Mon père sourit de façon étrange,
— A ton âge, tes propos sont ceux d’une personne ayant bien trop vécu !
— J’ai dû prendre la charge des plus petits, me plaçant plutôt dans l’âge adulte !
— Je le conçois ma fille, mais ce que tu veux faire va défier l’ordre établi au village, quand tu es partie voir la prêtresse, tes oncles sont venus parler, ils veulent briser ta volonté !
— Et toi, que dis-tu ?
— Tu vas devoir renforcer ton corps, ils vont proposer un duel avec Sémévo !
— Un duel ?
— Cela est clair, ce jeune est prometteur, il a raconté tes exploits de ce jour, il symbolise l’humiliation qu’ils veulent mettre en œuvre afin de te renvoyer dans ta case !
— Tu ne me dis toujours pas ce que tu en penses ?
— C’est simple, tu veux devenir une guerrière, me donnant l’impression que tu ne vas pas fléchir, ne pas écouter ton vieux père ! Un roseau ne se brise pas, il reste souple, par ce duel tu vas prouver que tu n’es pas juste une branche qui éclate en morceaux !
Je préfère ne pas répondre, gardant à l’esprit nos traditions, il fait l’effort de se montrer magnanime et compréhensif. Une femme doit toujours prouver ce qu’elle vaut, bien que nos hommes passent des rites pour marquer la fin de l’enfance, aucun d’eux n’est contrait de démontrer sa valeur. Certains seront paysans, d’autres manieront le bois, la terre, très peu seront des guerriers, cela est inscrit en nous dès la naissance selon moi. Et si je n’accomplis pas mon destin par moi-même, qui le fera ? Qui viendra tracer ma voie ? Je suis l’unique coursier de mon cheval.
— En quoi consistera ce duel ?
— Un combat au bâton !
— Les règles ?
— Celui qui abandonne regardera le vainqueur avec amertume !
— Il peut donc me briser le dos sans que cela n’embarrasse personne ?
— Tu peux aussi refuser, je ne te connais pas de talent dans le maniement des armes !
— Je manie le pilon pour faire la bouillie, rien de plus !
— Tu dois accepter ton destin, tu es née femme, ce qui fait de toi une futur mère, une épouse !
— Je refuse cette fatalité père, je vais accepter ce duel et si les divinités le veulent, je serais victorieuse !
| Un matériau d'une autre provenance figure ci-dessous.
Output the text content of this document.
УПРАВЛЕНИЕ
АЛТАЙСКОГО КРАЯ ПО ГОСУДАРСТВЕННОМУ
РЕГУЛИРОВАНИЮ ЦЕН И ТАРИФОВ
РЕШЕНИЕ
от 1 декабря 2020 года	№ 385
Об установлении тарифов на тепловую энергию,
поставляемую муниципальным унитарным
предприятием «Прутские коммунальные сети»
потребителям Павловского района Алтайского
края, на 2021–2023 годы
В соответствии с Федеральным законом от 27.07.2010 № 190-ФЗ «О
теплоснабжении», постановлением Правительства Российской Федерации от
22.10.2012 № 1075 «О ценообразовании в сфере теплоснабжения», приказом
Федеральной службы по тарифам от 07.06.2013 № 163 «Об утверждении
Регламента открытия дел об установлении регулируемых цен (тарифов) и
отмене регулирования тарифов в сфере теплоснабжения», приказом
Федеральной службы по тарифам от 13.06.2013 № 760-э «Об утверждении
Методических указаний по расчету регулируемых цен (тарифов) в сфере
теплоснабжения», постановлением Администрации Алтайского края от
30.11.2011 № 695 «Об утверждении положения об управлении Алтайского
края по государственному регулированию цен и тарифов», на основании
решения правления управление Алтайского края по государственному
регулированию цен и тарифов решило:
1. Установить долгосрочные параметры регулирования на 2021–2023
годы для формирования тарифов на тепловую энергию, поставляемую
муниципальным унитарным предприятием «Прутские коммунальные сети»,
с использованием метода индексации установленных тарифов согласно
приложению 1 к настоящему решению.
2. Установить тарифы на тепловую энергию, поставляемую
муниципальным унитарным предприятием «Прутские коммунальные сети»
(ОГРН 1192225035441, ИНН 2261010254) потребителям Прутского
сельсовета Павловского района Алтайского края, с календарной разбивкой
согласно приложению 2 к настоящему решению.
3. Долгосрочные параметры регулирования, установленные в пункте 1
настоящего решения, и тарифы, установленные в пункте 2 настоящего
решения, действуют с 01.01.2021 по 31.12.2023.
Je me retire sous le regard étrange de mon père, je perçois une fierté mais aussi de l’inquiétude. Lorsque je m’installe sur ma couche, les pensées se bousculent, ils veulent donc m’humilier en public, devant tout le village. Rien ne va me détourner de mon objectif, la guerre repose d’abord sur de la stratégie, je le sais pour avoir écouté les nombreux récits sur nos femmes légendaires. Je ferme les yeux, car demain, à l’aube, je vais devoir préparer mon corps pour réussir cette épreuve. Mon sommeil est des plus paisible, aucun cauchemar pour venir me troubler, lorsque le soleil se lève, je me redresse. Mes pieds nus accueillent la fraîcheur du sol de la case, les premiers rayons de lumière filtrent à travers la toiture de la case. J’aime particulièrement ces moments de silence, l’impression de communier avec tout ce qui m’entoure.
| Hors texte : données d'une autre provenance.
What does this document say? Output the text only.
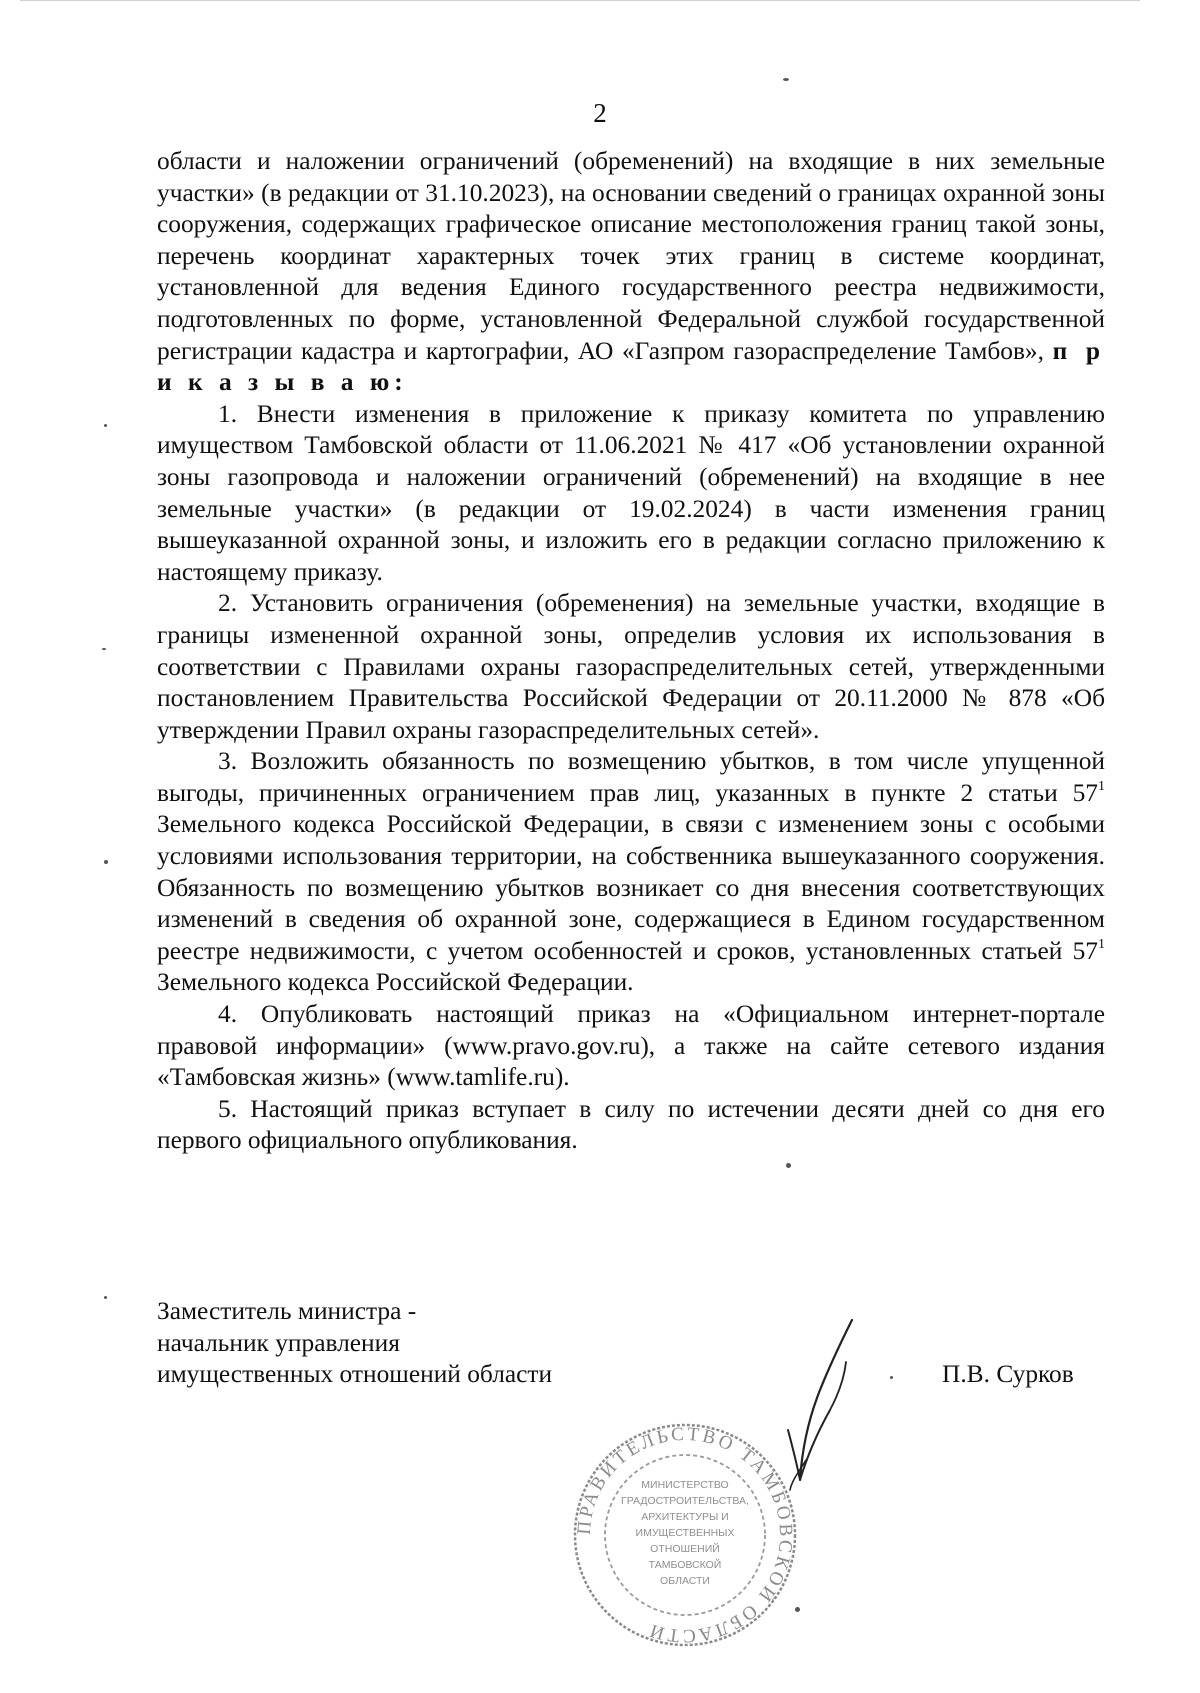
2

области и наложении ограничений (обременений) на входящие в них земельные участки» (в редакции от 31.10.2023), на основании сведений о границах охранной зоны сооружения, содержащих графическое описание местоположения границ такой зоны, перечень координат характерных точек этих границ в системе координат, установленной для ведения Единого государственного реестра недвижимости, подготовленных по форме, установленной Федеральной службой государственной регистрации кадастра и картографии, АО «Газпром газораспределение Тамбов», п р и к а з ы в а ю:

1. Внести изменения в приложение к приказу комитета по управлению имуществом Тамбовской области от 11.06.2021 № 417 «Об установлении охранной зоны газопровода и наложении ограничений (обременений) на входящие в нее земельные участки» (в редакции от 19.02.2024) в части изменения границ вышеуказанной охранной зоны, и изложить его в редакции согласно приложению к настоящему приказу.

2. Установить ограничения (обременения) на земельные участки, входящие в границы измененной охранной зоны, определив условия их использования в соответствии с Правилами охраны газораспределительных сетей, утвержденными постановлением Правительства Российской Федерации от 20.11.2000 № 878 «Об утверждении Правил охраны газораспределительных сетей».

3. Возложить обязанность по возмещению убытков, в том числе упущенной выгоды, причиненных ограничением прав лиц, указанных в пункте 2 статьи $57^1$ Земельного кодекса Российской Федерации, в связи с изменением зоны с особыми условиями использования территории, на собственника вышеуказанного сооружения. Обязанность по возмещению убытков возникает со дня внесения соответствующих изменений в сведения об охранной зоне, содержащиеся в Едином государственном реестре недвижимости, с учетом особенностей и сроков, установленных статьей $57^1$ Земельного кодекса Российской Федерации.

4. Опубликовать настоящий приказ на «Официальном интернет-портале правовой информации» (www.pravo.gov.ru), а также на сайте сетевого издания «Тамбовская жизнь» (www.tamlife.ru).

5. Настоящий приказ вступает в силу по истечении десяти дней со дня его первого официального опубликования.

Заместитель министра -
начальник управления
имущественных отношений области	П.В. Сурков
ПРАВИТЕЛЬСТВО ТАМБОВСКОЙ ОБЛАСТИ
МИНИСТЕРСТВО
ГРАДОСТРОИТЕЛЬСТВА,
АРХИТЕКТУРЫ И
ИМУЩЕСТВЕННЫХ
ОТНОШЕНИЙ
ТАМБОВСКОЙ
ОБЛАСТИ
Tout est calme, les femmes sont les premières à se faufiler dans le village, les tâches quotidiennes viennent déjà nous happer. Je saisis mon vieux balai en paille, commençant frénétiquement à balayer le sol en terre battue afin de le rendre aussi lisse qu’un tapis. Je me dis que cela va renforcer mes bras, après tout, un balai, un couteau, un bâton, ne sont que l’extension de mon corps. Je connais mon destin, mais je reste attaché au fait que l’on doit toujours maintenir nos habitations propres, nous y vivons la majeur partie du temps. C’est ainsi que nous maintenons nos traditions, en perpétuant ce que faisaient nos anciens avant nous. Maintenant que j’ai allégrement balayé le sol, je dois m’atteler à la préparation des différents repas pour la famille. C’est à l’arrière des cases que se trouvent notre cuisine rudimentaire.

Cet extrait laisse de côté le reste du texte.